In the query results, FileNum indicates the number of files in the target MaxCompute table, and Size indicates the total size of the table in bytes. If a table has more than 100 files and the average file size is less than 64 MB, you can consider merging the small files in MaxCompute.

Parameter tuning

When you query a foreign table, Hologres sets default parameters to increase the concurrency for data reads and improve query efficiency. If you have special requirements, you can configure the following parameters as needed.

Important

The following parameters are set to optimal values based on internal tuning and experiments. Typically, you do not need to change them.
Do not set the hg_foreign_table_executor_max_dop parameter to a very low value. For example, if you set this parameter to 1 and a table in the instance is being written to and queried at the same time, the load might be concentrated on specific workers. This can cause an OOM error in the instance.

Adjust the number of partitions hit by each query.

--The default value is 512 and the maximum value is 1024. Do not set this value too high because it may affect query performance.
set hg_foreign_table_max_partition_limit = 128;

Adjust the batch size for each read from a MaxCompute table.

--The default value is 8192.
set hg_experimental_query_batch_size = 4096;

Set the number of splits for accessing a MaxCompute table.
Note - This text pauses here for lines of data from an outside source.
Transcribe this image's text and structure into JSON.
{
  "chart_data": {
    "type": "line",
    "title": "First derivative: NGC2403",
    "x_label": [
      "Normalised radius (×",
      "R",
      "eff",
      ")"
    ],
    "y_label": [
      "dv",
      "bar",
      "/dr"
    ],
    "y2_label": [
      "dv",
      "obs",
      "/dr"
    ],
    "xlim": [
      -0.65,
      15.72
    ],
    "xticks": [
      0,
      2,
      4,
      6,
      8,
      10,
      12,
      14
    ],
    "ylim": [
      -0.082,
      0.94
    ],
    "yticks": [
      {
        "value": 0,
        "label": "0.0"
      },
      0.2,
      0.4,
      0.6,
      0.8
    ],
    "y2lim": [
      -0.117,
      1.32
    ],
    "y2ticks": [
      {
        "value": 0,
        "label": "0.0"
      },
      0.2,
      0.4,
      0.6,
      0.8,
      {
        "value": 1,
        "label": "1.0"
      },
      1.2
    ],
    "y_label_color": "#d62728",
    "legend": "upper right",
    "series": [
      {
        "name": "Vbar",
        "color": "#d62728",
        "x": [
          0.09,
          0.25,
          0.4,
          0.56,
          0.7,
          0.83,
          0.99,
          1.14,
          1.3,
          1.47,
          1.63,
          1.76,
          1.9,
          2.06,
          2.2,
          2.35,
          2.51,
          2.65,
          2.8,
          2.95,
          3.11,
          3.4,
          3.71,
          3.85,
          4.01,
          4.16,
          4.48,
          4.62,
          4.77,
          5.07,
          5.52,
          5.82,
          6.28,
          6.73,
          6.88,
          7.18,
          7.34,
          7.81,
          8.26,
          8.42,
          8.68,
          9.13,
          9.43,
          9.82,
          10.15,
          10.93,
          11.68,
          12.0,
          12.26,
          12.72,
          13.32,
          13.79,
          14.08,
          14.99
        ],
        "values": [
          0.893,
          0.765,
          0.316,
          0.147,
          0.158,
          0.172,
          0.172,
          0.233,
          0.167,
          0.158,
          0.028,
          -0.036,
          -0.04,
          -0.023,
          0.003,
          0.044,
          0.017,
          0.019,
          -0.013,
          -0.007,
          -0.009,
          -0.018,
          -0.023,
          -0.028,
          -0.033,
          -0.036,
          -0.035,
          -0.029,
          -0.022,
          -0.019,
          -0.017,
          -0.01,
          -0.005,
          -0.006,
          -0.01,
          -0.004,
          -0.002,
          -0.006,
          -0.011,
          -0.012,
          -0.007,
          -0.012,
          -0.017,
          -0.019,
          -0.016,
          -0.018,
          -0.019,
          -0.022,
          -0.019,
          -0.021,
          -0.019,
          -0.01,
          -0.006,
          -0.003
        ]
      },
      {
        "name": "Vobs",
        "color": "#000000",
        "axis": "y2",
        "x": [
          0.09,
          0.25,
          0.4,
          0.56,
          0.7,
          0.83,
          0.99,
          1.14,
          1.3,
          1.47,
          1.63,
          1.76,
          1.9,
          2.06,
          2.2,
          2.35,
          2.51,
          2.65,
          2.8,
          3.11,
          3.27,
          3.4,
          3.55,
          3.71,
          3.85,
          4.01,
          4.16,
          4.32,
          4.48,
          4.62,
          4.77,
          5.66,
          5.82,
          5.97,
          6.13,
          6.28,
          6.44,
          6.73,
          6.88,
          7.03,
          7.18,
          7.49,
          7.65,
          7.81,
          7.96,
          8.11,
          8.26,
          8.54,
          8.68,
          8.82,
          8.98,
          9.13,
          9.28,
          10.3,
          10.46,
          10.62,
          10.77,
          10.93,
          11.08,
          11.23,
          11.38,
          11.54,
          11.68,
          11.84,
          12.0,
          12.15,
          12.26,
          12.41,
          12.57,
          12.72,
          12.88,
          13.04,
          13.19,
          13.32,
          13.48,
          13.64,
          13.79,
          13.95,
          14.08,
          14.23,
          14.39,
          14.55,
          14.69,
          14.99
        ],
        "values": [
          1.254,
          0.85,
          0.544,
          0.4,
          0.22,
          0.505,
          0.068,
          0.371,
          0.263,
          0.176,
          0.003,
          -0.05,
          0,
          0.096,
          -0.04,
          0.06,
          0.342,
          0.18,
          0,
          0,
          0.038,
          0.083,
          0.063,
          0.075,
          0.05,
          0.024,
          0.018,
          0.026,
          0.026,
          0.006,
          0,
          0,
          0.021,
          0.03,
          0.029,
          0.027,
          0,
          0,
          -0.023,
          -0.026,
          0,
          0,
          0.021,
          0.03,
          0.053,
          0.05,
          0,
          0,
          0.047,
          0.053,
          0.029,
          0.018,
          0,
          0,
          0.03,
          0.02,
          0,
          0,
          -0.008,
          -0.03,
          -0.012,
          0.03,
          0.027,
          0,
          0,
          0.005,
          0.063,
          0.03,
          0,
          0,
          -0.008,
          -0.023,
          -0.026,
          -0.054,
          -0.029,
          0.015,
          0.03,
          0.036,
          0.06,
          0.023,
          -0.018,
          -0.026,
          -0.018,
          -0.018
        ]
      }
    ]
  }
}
This lets you adjust the concurrency.

--The default value is 64 MB. If the table is large, increase this value to prevent too many splits from affecting performance. This parameter is effective in Hologres V1.1 and later.
set hg_foreign_table_split_size = 128;

Set the maximum concurrency for accessing a foreign table. The default value is the number of cores in the instance.

--The maximum value is 128. Do not set a large value. This prevents foreign table queries, especially in data import scenarios, from affecting other queries and causing system busy errors. This parameter is effective in Hologres V1.1 and later.
set hg_foreign_table_executor_max_dop = 32;

Set the maximum concurrency for running DML statements when you access a foreign table.

--The default value is 32. This parameter is optimized for data import and export scenarios to prevent import operations from using too many system resources. This parameter is effective in Hologres V1.1 and later.
set hg_foreign_table_executor_dml_max_dop = 16;

Import data into Hologres (Recommended)

To perform extensive analytical calculations on foreign table data and join it with internal tables, you can create an internal table in Hologres and import the foreign table data. You can specify a suitable distribution key and index property for the internal table as needed to speed up queries.

Importing data into Hologres is faster than querying a foreign table. It can improve query performance by 10 to 100 times. For more information about how to import data from a MaxCompute foreign table into Hologres, see Import data from MaxCompute using SQL.